Si mi padre viviera, se sumaría a ese aire de esperanza que suena cada mediodía aquí, en Guía.
Así como el mirlo canta siempre desde la rama más alta, estoy seguro de que él ahora estaría en su azotea y con el pecho henchido de su confianza incorregible, soplaría al unísono esa caracola que es tan vieja como la ilusión.
José Agustín Álamo y yo, el pasado verano, hicimos cábalas y colegimos que esta concha que se retuerce en espiral, suena desde el primer cuarto del ochocientos.
Doscientos años ya. En las crónicas de la familia ya figura en el patrimonio de un bisabuelo de uno de mis bisabuelos. Conmueve pensar que ya sonara durante el cólera morbo.
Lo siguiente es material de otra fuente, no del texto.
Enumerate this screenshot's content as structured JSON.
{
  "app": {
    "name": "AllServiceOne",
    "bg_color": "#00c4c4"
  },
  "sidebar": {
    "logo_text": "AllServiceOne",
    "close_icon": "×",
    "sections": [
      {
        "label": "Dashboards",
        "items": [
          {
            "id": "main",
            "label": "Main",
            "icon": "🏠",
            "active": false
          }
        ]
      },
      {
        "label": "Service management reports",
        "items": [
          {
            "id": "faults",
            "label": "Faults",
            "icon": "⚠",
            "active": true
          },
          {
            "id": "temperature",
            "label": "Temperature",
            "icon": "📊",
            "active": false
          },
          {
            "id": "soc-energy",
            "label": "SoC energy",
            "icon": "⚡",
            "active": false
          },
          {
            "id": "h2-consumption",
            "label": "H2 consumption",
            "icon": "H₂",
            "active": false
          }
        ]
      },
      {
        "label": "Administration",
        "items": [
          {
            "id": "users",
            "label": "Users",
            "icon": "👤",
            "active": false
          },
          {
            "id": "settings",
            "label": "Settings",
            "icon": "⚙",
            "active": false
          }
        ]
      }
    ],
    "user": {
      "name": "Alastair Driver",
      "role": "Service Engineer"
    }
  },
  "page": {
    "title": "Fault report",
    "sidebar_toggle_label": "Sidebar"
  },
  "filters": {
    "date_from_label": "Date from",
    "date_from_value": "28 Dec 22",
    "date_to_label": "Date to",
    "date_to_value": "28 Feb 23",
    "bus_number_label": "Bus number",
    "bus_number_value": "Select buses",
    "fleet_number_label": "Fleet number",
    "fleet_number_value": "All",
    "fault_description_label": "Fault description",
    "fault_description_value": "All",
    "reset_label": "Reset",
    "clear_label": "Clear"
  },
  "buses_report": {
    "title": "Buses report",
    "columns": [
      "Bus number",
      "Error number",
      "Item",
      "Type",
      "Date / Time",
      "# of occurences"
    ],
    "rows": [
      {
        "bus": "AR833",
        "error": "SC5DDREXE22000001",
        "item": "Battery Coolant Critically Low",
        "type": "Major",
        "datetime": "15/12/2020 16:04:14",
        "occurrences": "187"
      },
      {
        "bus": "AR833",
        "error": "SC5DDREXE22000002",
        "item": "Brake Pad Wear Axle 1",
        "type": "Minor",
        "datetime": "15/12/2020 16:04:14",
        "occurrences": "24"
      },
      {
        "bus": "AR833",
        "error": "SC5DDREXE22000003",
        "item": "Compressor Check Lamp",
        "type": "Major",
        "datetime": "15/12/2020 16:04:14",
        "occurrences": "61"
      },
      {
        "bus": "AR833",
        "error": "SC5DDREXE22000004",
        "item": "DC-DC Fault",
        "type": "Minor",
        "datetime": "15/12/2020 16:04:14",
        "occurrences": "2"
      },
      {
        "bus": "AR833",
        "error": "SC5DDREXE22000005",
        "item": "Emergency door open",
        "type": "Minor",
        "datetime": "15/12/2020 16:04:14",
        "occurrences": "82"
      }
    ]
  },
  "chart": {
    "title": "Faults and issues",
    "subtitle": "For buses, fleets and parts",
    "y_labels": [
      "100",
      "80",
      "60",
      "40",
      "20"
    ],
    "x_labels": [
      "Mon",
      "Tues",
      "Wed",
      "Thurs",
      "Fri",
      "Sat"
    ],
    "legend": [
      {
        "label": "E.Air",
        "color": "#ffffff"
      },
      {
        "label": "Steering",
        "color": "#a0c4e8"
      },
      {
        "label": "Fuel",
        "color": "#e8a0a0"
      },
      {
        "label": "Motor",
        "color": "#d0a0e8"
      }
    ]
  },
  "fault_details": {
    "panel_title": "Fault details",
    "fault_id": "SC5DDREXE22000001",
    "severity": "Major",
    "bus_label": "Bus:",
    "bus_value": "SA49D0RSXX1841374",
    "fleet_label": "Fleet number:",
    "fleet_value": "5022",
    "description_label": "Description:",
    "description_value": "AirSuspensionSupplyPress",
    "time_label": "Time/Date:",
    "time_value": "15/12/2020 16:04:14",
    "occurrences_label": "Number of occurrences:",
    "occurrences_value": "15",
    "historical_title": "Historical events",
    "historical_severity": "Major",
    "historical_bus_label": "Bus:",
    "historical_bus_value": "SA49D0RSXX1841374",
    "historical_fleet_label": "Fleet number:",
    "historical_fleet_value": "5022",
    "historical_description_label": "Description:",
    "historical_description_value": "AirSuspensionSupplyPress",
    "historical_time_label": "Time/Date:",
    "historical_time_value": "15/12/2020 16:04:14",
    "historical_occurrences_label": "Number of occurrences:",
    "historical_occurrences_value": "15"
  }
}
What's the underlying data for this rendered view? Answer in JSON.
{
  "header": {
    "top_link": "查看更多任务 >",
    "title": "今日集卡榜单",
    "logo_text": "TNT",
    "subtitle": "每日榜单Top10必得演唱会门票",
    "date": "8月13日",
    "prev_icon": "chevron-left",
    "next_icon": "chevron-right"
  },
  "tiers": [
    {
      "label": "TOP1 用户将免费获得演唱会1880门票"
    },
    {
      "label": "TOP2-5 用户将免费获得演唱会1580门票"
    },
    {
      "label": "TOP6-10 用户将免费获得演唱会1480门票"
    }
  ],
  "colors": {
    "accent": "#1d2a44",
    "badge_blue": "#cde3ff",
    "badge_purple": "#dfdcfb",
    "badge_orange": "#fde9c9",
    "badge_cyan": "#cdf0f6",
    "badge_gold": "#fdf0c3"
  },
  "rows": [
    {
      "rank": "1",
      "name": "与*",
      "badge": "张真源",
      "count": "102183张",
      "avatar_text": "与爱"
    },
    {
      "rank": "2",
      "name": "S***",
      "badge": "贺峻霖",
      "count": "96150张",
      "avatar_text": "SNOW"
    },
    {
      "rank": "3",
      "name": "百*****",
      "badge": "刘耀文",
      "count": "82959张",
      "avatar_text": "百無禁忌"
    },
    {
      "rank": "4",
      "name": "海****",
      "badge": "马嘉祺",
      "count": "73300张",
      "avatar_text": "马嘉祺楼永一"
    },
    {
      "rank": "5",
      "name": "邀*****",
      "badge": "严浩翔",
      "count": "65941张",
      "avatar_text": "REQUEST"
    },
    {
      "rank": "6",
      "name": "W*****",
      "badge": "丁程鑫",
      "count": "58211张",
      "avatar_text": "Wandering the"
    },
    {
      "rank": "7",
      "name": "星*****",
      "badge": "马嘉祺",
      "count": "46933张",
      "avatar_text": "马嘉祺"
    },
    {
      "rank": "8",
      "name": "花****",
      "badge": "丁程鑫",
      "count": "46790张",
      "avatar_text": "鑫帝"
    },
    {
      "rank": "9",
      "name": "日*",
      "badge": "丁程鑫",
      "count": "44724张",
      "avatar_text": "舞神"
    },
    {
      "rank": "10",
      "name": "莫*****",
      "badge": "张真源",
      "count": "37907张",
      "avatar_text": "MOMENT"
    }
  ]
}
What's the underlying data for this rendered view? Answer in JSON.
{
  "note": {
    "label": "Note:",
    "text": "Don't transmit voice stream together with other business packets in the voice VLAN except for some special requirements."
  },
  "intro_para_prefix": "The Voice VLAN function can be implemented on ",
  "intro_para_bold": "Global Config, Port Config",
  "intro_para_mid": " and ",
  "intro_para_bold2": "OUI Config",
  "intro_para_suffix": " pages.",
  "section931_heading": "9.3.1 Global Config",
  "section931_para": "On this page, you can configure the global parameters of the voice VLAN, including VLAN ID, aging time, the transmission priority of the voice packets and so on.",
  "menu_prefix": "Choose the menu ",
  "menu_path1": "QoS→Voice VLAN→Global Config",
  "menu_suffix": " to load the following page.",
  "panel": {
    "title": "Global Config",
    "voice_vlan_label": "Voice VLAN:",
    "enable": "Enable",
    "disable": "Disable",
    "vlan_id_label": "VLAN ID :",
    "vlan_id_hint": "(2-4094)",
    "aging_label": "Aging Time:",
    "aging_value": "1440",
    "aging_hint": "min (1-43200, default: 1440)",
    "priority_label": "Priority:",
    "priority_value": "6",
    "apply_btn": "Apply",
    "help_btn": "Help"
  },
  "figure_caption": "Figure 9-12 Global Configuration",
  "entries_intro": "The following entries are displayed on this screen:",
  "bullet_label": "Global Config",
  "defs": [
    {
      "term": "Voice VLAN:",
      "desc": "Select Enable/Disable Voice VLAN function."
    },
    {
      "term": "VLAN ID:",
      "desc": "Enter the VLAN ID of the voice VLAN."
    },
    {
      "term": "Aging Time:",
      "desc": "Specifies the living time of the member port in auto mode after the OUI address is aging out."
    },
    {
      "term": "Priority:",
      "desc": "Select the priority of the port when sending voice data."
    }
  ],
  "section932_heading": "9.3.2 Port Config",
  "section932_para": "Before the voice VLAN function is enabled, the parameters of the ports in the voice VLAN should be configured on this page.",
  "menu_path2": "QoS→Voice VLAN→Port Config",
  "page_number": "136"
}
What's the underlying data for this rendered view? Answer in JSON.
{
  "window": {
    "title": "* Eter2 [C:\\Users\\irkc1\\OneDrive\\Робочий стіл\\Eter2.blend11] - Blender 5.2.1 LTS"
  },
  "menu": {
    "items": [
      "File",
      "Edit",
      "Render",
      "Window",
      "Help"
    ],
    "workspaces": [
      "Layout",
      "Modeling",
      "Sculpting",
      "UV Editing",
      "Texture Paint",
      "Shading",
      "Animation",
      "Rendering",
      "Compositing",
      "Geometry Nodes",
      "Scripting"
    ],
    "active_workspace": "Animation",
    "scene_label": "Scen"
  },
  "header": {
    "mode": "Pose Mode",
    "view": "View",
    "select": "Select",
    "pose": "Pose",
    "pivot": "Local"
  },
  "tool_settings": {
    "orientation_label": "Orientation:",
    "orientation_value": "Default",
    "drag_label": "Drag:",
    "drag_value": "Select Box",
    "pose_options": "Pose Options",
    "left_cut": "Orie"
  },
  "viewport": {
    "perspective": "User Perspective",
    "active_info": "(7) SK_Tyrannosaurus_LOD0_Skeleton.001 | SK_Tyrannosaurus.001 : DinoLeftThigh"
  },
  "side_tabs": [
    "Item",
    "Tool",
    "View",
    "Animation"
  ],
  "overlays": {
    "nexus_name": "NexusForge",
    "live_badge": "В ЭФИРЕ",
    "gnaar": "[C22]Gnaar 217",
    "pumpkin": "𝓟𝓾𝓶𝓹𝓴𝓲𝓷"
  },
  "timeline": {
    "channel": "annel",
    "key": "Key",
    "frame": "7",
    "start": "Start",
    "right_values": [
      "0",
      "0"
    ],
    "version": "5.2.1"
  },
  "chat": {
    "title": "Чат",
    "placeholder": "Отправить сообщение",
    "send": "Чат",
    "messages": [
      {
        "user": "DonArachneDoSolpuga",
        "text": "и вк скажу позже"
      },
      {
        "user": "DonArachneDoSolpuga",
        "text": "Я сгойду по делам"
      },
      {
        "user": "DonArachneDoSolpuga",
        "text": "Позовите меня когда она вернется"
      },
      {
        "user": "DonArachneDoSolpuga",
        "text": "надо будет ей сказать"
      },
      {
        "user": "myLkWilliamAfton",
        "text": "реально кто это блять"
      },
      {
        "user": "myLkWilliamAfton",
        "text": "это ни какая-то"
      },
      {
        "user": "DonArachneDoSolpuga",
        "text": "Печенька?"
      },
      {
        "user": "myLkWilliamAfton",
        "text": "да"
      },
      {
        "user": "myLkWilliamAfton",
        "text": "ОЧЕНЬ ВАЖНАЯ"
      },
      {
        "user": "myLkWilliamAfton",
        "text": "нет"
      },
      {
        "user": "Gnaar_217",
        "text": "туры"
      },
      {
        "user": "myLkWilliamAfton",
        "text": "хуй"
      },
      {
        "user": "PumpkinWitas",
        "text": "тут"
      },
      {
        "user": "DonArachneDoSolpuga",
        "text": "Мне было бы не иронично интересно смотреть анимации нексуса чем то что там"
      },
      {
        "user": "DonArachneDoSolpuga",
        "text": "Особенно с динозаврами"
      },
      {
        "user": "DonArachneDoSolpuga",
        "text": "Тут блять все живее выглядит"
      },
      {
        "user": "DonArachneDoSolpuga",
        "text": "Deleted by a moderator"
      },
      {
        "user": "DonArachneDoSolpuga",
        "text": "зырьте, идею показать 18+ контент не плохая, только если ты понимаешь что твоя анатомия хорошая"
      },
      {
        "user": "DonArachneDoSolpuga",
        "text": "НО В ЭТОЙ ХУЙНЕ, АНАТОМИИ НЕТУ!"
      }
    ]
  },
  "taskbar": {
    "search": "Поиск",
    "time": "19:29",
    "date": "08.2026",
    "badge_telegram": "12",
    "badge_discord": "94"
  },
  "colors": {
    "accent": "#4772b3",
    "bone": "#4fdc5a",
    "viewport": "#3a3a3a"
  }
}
Y que Juanito Molina, mi bisabuelo, la hiciera sonar, con una melancolía insoportable, tras la muerte prematura de Lola, su mujer, por la gripe española.
Mi padre me confesó una vez que él acompañó a Flora, su madre, mi abuela, a ponerle flores nuevas a Lola, en una fosa común que abrieron por la pandemia en el desaparecido cementerio de San Roque. Hace unos días preguntaron a un médico si sabía explicar por qué esta diferencia en contagios entre Tenerife y Gran Canaria.
El especialista desconocía que la epidemia, y la melancolía y la tristeza, también se combaten haciendo vibrar apasionadamente los pulmones. La respuesta, querido doctor, está en el aire. Eso lo sabemos hace siglos aquí, en Guía. Y lo demostramos cada mediodía. Hasta el final.